- Also known as: Haunted U.S.A.
- Genre: Paranormal Reality TV
- Narrated by: Glenn Steinbaum
- Country of origin: United States
- Original language: English
- No. of seasons: 1
- No. of episodes: 4

Production
- Executive producers: Steve McClaughlin Dominic Stobart Edward Hambleton
- Producer: Dan Howlett
- Editors: Marco Gonzales Athena Lemakis Alden MacKay Rose Margolis Chris Schoedel
- Running time: 45 minutes
- Production company: Optomen Productions

Original release
- Network: Travel Channel
- Release: October 8 – October 29, 2017

= Haunted USA =

Haunted USA is an American paranormal television series that premiered on October 8, 2017 in the United States on the Travel Channel. The 4-part special series featured allegedly haunted cities or towns in America and their "darker side". Each episode focused on visitors claiming to encounter restless spirits, fearsome entities, and vengeful ghosts in allegedly haunted locations.
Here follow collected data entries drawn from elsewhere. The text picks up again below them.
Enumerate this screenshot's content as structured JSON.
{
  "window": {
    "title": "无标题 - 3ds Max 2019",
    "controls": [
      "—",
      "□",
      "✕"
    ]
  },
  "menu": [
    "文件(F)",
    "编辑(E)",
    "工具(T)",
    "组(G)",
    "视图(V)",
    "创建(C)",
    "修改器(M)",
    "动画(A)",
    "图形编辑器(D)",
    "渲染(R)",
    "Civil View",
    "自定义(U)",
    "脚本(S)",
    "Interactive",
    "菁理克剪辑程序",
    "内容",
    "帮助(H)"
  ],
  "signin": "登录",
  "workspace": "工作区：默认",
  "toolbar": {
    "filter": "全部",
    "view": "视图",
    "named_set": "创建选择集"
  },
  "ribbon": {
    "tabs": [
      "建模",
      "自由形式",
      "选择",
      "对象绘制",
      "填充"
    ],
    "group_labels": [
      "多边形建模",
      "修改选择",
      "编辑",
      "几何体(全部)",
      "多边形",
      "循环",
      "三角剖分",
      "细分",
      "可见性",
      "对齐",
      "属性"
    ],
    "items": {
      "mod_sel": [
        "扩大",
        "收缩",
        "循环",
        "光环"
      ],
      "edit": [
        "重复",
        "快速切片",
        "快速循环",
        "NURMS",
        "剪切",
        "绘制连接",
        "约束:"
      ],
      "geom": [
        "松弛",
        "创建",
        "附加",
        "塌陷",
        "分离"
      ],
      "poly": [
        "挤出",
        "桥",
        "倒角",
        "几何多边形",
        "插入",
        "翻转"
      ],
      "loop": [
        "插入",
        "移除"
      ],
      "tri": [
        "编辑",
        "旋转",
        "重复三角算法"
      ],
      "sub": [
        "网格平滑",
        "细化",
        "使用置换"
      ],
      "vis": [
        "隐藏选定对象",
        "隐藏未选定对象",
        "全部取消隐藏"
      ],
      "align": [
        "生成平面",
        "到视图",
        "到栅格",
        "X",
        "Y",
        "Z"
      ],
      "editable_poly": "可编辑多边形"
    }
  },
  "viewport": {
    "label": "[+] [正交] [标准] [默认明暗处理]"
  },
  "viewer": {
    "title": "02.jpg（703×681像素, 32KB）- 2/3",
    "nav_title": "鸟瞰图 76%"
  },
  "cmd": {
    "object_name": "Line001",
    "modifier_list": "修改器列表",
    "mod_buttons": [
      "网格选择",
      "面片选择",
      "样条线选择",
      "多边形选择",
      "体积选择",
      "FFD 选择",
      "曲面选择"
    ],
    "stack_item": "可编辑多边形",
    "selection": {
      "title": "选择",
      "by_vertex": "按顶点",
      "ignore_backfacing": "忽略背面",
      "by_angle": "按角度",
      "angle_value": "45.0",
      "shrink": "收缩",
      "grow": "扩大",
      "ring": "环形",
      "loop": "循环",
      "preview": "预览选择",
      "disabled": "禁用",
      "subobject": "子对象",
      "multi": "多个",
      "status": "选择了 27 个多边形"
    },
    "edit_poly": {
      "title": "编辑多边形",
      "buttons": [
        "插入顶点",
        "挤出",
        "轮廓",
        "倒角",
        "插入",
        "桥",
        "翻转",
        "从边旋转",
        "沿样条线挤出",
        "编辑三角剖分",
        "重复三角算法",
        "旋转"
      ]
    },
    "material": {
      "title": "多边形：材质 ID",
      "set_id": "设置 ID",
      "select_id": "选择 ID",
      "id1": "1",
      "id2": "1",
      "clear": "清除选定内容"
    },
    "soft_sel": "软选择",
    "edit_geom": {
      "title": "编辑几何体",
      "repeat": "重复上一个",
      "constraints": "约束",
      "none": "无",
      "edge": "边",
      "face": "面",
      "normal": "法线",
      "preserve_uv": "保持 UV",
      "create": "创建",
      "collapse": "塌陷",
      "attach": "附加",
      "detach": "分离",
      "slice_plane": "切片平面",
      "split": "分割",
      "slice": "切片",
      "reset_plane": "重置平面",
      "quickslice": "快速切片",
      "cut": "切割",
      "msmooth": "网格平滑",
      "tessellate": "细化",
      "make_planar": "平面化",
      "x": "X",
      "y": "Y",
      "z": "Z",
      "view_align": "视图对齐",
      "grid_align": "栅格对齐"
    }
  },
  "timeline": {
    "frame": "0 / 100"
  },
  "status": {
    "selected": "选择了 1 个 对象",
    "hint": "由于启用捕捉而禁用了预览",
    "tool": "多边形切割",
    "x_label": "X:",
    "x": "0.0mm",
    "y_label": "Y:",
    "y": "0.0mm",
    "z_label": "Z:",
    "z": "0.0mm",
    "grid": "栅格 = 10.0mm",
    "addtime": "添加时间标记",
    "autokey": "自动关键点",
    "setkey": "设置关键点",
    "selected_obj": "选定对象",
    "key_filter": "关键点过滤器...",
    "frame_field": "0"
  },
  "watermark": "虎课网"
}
Interviews with paranormal investigators, supernatural shop owners and ghost hunting tourists were featured.

==Episodes==

| No. | Title | Location | Original release date |
| 1 | "New Orleans" | New Orleans, Louisiana | October 8, 2017 |
In the series premiere, tourists journey through Crescent City locations, including La Petit Thèâtre, a supposedly haunted playhouse; "Cities of the Dead" (aboveground cemeteries of the Big Easy); Manchac Swamp, home to the curse of voodoo doctor Julia Brown; Boutique du Vampyre; New Orleans Secrets Tours (séances at North Rampart Street townhouse); House at 1022 Royal Street (Ghost City Tours); The Mortuary (a real haunted attraction); Muriel's Jackson Square Bistro; and The Andrew Jackson Hotel.
| 2 | "Salem" | Salem, Massachusetts | October 15, 2017 |
Tourists travel to Salem, Massachusetts, a.k.a. "Witch City", home of the Salem Witch Trials of 1692. Sites include: Witch Trials Memorial; 194 Cabot Street (former Odd Fellows headquarters, now Black Veil Studios tattoo parlor; Crow Haven Corner, a witch shop; Lizzie Borden Bed & Breakfast in Fall River, home to axe-murder victims; Gallows Hill, where accused witches were hanged; Old Burying Point, a graveyard claimed to be haunted by infant spirits who died of smallpox; and Saint Peter's Episcopal Church, where it is claimed the ghost of Peter English still lingers.
| 3 | "New York" | New York City, New York | October 22, 2017 |
Tourists make their way through New York, the "City that Never Sleeps". Sites include: Grand Central Terminal's The Campbell Bar; Rolling Hills Asylum in East Bethany; the townhouse on Mulberry Street (home to a psychic medium for celebrities); Morris-Jumnel Mansion, where a wife allegedly left her husband to die after a carriage accident; the Merchant's House, said to be haunted by its former owner; the Shanley Hotel in Napanoch, claimed to be haunted by a little girl who drowned in a well; and Fort Totten in Queens.
| 4 | "Savannah" | Savannah, Georgia | October 29, 2017 |
Tourists travel to the low country of Savannah, claimed to be "one of the most haunted cities in the country". Sites include; the Gribble House where a triple axe murder took place in 1909; The Pirate's House, a 250 year old establishment that has tunnels leading to the river; The Moon River Brewing Company, a building built in 1864 which once served as a hotel and a hospital during a yellow fever epidemic.